“John Hughes?”
“You know, the moviemaker from the eighties.”
“You weren’t born in the eighties.”
“They’re still teen movies!”
“If I say you’re hot when you’re angry, will you hit me?”
I motioned that I would throw the cup of coffee in his face, which only made Bo laugh more.
“Okay, okay. Sorry. Tell me why this is appealing, because it sounds kind of pathetic to me.”
“I can’t believe you haven’t seen Say Anything.” I shook my head in disbelief.
“I’m pretty sure I was too busy killing people in Call of Duty to watch that movie.”
“In Say Anything, Lloyd Dobbler stands outside his love’s window and holds up a boombox that’s playing their song. In the rain. It’s very romantic.” I held up my arms to mimic the gesture.
He looked at me skeptically.
“It’s a sign of his true love,” I argued.
“I think true love is signified by more than some dippy guy standing outside in the rain playing music for a girl.”
“What’s an act of true love, then?”
“Throwing your body on a grenade so your buddies don’t become pieces of shrapnelized flesh.”
“My God, did you do that in the war?” I was shocked. I’d seen Bo without his shirt on and didn’t recall seeing any marks. Maybe I’d been blind? I shuddered at the thought of him being hurt.
“No,” he sighed, “but I know a guy in a different unit that did.”
“Okay, but that’s not something you could do for a girl here.” I frowned.
“True love means that you’d be willing to sacrifice all for another person.” That was pretty profound. Bo believed that?
“So maybe Lloyd was sacrificing his ego for Dianne in the movie,” I countered.
“Possibly. Still seems like a passive, weak-ass move.” Bo rubbed a finger across his chin and relaxed back in his chair.
“What should he have done?”
“To express his love?”
“Yes!” I exclaimed, leaning toward him. My hands were planted on my legs and I felt poised to jump him, either in frustration or desire.
“Actions speak louder than words. Or singing, as the case may be.”
“He was out there, in the rain.”
“But he wasn’t doing anything. You show a woman you love her by what you do for her, from opening her door to making sure that bumps in the road of life are smoothed out. That she wants and worries for nothing. That when you think about sex, it’s her face in your fantasies, her body you’re touching, her lips you’re kissing. That every day you remind her that she’s the first thought in your mind when you wake up and the last thought before you drop off to sleep.”
“Oh.” To hear Bo express something so romantic in his own way made me kind of delirious. I could only manage a sound of acknowledgment. This wasn’t the sentiment of a guy who wanted only a series of emotional physical encounters.
“Yeah, oh.” Bo straightened in his chair and the humor of the moment seemed like a long distant memory. He held out his hands in supplication. “I’m a bad bet, Sunshine, but if you’re willing to give me a whirl around the ring, I’m yours. Because you’ve got me so twisted up inside that I barely know if up is down. I’m so inside my head that I’m coming out of my asshole. Have mercy on me.”
I took a shaky breath and stared at him. Maybe he was too good at persuasive speech, but all my reasons for saying no seemed to have evaporated.
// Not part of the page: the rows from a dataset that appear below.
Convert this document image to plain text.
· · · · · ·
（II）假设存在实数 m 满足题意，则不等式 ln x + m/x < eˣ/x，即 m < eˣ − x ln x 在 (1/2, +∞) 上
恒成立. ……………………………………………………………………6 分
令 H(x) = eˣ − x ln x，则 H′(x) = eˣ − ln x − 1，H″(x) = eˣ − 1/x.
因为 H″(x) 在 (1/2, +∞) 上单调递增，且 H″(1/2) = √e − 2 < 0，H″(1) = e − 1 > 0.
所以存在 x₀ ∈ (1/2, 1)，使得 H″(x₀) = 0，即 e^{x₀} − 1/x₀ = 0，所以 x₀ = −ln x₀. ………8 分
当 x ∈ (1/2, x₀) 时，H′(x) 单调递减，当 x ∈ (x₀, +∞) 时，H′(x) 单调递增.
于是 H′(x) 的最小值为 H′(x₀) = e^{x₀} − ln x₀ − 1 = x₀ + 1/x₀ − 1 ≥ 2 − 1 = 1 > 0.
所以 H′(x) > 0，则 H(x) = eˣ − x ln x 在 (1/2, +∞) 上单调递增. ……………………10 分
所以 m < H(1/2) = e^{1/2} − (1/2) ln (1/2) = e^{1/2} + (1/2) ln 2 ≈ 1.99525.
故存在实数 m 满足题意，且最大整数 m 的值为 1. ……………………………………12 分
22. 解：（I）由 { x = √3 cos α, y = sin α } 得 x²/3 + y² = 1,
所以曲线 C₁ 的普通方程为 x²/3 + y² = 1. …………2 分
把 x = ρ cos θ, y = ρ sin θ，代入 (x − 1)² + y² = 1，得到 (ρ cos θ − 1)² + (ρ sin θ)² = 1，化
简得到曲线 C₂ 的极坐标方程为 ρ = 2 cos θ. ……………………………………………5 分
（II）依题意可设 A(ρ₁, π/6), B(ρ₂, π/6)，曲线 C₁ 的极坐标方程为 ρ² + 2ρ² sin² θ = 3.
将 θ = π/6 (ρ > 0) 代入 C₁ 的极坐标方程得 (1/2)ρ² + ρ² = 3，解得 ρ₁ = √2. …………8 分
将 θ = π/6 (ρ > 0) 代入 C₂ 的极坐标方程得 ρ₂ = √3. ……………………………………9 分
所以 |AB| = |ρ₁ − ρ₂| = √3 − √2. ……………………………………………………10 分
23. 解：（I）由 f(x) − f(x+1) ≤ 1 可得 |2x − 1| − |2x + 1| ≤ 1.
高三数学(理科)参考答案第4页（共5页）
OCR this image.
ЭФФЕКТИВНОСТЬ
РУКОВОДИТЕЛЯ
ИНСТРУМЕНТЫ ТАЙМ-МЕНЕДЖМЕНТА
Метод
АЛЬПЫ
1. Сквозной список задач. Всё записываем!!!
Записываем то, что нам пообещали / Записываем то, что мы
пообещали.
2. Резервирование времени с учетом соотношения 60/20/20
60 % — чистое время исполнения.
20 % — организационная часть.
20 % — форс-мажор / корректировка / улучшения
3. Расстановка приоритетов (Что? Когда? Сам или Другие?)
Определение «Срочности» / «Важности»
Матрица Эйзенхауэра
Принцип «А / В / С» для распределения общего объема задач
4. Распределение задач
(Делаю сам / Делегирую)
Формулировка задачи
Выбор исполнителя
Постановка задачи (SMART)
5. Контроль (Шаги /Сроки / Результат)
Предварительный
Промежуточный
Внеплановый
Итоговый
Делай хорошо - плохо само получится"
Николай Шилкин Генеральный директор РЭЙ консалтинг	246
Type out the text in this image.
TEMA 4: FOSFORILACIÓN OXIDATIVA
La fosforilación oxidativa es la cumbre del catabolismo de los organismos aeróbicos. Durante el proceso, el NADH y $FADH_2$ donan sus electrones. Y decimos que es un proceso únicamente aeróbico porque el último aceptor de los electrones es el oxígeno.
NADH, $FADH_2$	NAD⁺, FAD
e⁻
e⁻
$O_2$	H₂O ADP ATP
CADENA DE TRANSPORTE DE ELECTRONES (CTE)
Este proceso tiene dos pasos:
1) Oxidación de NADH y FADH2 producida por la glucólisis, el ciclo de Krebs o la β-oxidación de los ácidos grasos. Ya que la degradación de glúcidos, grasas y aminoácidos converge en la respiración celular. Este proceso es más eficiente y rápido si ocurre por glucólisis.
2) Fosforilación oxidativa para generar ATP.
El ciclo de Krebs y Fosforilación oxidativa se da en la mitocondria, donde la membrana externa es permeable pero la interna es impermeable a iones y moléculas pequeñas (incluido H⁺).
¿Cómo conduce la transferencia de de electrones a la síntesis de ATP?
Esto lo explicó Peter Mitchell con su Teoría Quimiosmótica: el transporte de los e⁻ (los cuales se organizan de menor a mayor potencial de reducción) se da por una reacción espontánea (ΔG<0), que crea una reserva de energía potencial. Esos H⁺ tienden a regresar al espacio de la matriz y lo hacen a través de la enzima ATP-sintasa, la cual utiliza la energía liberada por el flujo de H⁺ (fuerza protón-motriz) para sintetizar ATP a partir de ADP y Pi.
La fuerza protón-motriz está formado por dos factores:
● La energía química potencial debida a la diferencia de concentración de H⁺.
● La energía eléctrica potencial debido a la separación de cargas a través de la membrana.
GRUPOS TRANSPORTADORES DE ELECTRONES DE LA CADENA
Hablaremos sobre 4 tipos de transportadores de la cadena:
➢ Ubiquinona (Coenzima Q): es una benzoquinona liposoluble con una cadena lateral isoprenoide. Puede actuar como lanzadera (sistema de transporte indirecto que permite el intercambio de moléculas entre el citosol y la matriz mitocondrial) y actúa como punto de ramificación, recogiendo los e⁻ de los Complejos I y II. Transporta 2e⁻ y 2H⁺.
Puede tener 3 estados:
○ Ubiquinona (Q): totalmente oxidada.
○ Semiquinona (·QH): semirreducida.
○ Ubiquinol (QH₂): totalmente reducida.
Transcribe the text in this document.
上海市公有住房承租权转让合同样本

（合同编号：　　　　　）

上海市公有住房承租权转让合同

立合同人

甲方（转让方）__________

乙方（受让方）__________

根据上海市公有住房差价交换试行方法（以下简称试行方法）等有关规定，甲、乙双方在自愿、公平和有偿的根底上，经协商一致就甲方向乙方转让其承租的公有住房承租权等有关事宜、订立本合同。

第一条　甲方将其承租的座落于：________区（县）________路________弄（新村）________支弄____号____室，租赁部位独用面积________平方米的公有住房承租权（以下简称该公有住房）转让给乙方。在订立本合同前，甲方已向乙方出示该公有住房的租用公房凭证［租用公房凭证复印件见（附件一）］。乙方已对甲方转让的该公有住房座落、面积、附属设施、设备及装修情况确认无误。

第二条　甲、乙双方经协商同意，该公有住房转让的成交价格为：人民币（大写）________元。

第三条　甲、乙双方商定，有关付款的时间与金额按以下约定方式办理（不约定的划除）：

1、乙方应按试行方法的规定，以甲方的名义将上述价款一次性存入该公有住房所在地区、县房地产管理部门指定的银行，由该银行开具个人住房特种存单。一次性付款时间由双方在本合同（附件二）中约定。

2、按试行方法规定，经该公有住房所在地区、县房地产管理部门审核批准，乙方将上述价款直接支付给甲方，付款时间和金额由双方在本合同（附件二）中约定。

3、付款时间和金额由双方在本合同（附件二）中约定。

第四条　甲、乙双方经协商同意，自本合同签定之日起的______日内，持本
Right there in the coffeehouse, I melted into him and his arms came crashing around me so tight I thought he might squeeze me until I burst. But what a way to go. His embrace was like being folded against a tree, strong and straight and rooted deep. The winds of winter could buffet us, but Bo would keep me warm and protected.
“Holy shit, Sunshine. Your hesitation was about two seconds too long,” he breathed into my hair.
I giggled. “I didn’t even pause.”
“You did. But that’s okay. I’m going to make it so good for you,” he promised.
“You better. All those stories you’ve told and I’ve been told about you—they’re giving me big expectations,” I sassed.
“They were all practice for the real thing. You.”
“That’s a pretty good line,” I told him, uncertainty creeping in again.
“I’m going to tell you something.” Bo reassured me, as if sensing I was tottering on the edge again. “I’m scared, too, but neither of us are going to get what we want if we don’t take a chance.”
“I want to take this chance with you,” I admitted.